Opening day treated me well. I’d had two bait stations getting consistantly hit, but one of them went cold two days before opener. My partner made it up from Lesser Minnesota on Tuesday morning and we decided to hang a second stand overlooking the bait site that was still hot. As I have been the one doing all of the baiting, he was kind enough to offer for me to be the one shooting if/when a bear came in that night. He was on camcorder duty.
We hit the stands about 2:30PM – the trail timer indicated that the bait had been hit the night before at 5:30PM. We’re still fairly old-school (no trail cameras).
We settled in, expecting a solid couple of hours to wait for any action…wrong. About 45 minutes later I caught movement in the brush. Black movement. Slowly, reluctanty, the bear approached the crib.
I’ve hunted bears on and off for about 8 years – not had a ton of success, but taken a bear with a rifle (an old Remington 35 that my late grandfather had shot a huge chocolate color phase bear in 1955 with – I have the rug hanging in my “tuff guy room” in the basement) and seen a few other bears harvested before. I’m aware of the fact that they’re hard to judge. At first glance, I was convinced that this was a big bear. Not a monster, but a better-than-the-average-bear.
“I’m shooting”, I whispered to my buddy as the bear closed the distance. The crib is 14 yards from our stands. I see my buddy out of the corner of my eye fumbling with the camcorder. He can’t get it to turn on. The bear is broadside, 13 yards away, and looking the other way. The wind has been swirling ever since we took the stand. I’m shook.
He fumbles and fumbles – and finally gets the thing turned on. We wait for the bear to look away (as it has now started staring at our masses in the tree), and it finally turns to the bait. I draw, pick a spot and release as it quarters away.
Though the angle was good and the arrow penetrated all the way to the fletching, I was concerned that my shot placement was a little far back. We waited about an hour and picked up the trail. It bled out very well – I’m sold on the Rage 3-blades – and we found it easily less than a 100 yards away. The arrow passed through the liver and one lung – it remained in the bear with the broadhead just poking out the opposite shoulder.
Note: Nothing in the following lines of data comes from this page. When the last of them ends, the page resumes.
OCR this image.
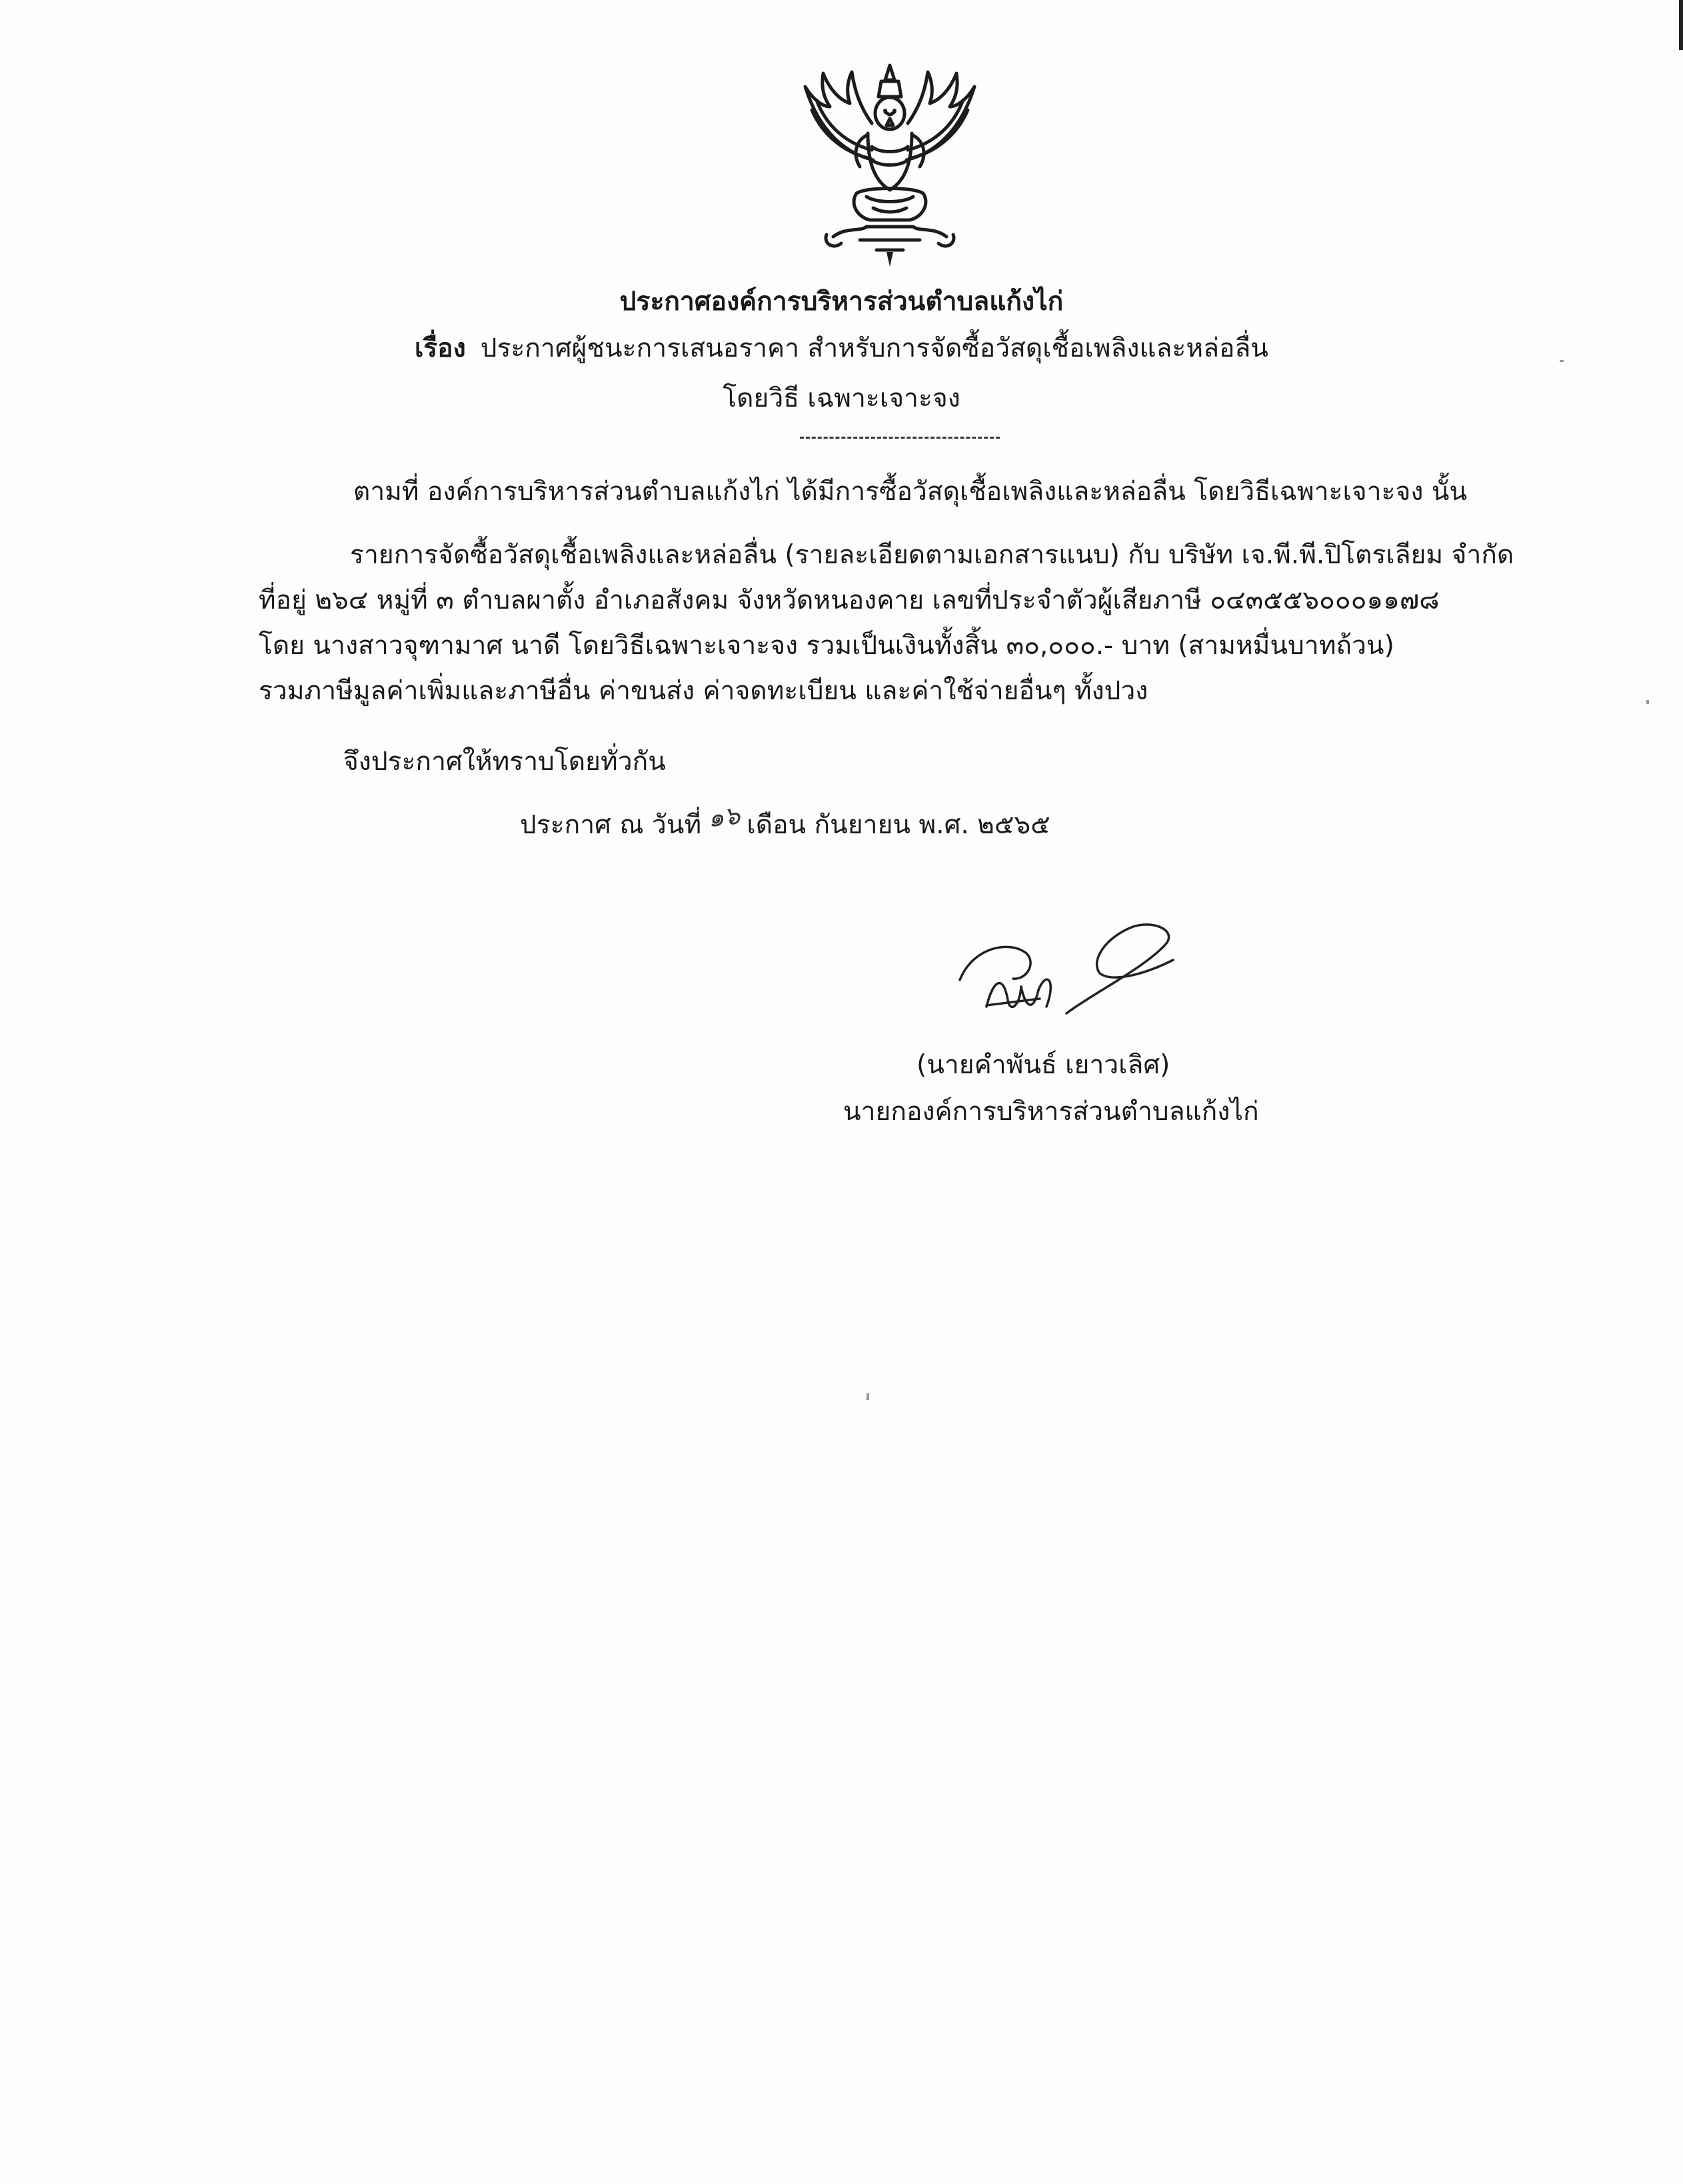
ประกาศองค์การบริหารส่วนตำบลแก้งไก่
เรื่อง ประกาศผู้ชนะการเสนอราคา สำหรับการจัดซื้อวัสดุเชื้อเพลิงและหล่อลื่น
โดยวิธี เฉพาะเจาะจง
ตามที่ องค์การบริหารส่วนตำบลแก้งไก่ ได้มีการซื้อวัสดุเชื้อเพลิงและหล่อลื่น โดยวิธีเฉพาะเจาะจง นั้น
รายการจัดซื้อวัสดุเชื้อเพลิงและหล่อลื่น (รายละเอียดตามเอกสารแนบ) กับ บริษัท เจ.พี.พี.ปิโตรเลียม จำกัด
ที่อยู่ ๒๖๔ หมู่ที่ ๓ ตำบลผาตั้ง อำเภอสังคม จังหวัดหนองคาย เลขที่ประจำตัวผู้เสียภาษี ๐๔๓๕๕๖๐๐๐๑๑๗๘
โดย นางสาวจุฑามาศ นาดี โดยวิธีเฉพาะเจาะจง รวมเป็นเงินทั้งสิ้น ๓๐,๐๐๐.- บาท (สามหมื่นบาทถ้วน)
รวมภาษีมูลค่าเพิ่มและภาษีอื่น ค่าขนส่ง ค่าจดทะเบียน และค่าใช้จ่ายอื่นๆ ทั้งปวง
จึงประกาศให้ทราบโดยทั่วกัน
ประกาศ ณ วันที่ ๑๖ เดือน กันยายน พ.ศ. ๒๕๖๕
(นายคำพันธ์ เยาวเลิศ)
นายกองค์การบริหารส่วนตำบลแก้งไก่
The bear managed to lose about a hundred pounds when it hit the ground however. It went about 175 – don’t get me wrong, I still would have dropped the string on it – I was just that far off in my guestimation on it’s size. Both my buddy and I would have put it between 250 and 300 when it came into the bait.
While it would be nice to become more seasoned in field judging the size of these critters, I pray that I never lose the overwhelming adrenalin rush that tends to skew my ability to make such judgements.
FYI – this is the best tasting bear I’ve ever eaten. We had a roast last night and my kids had seconds and thirds.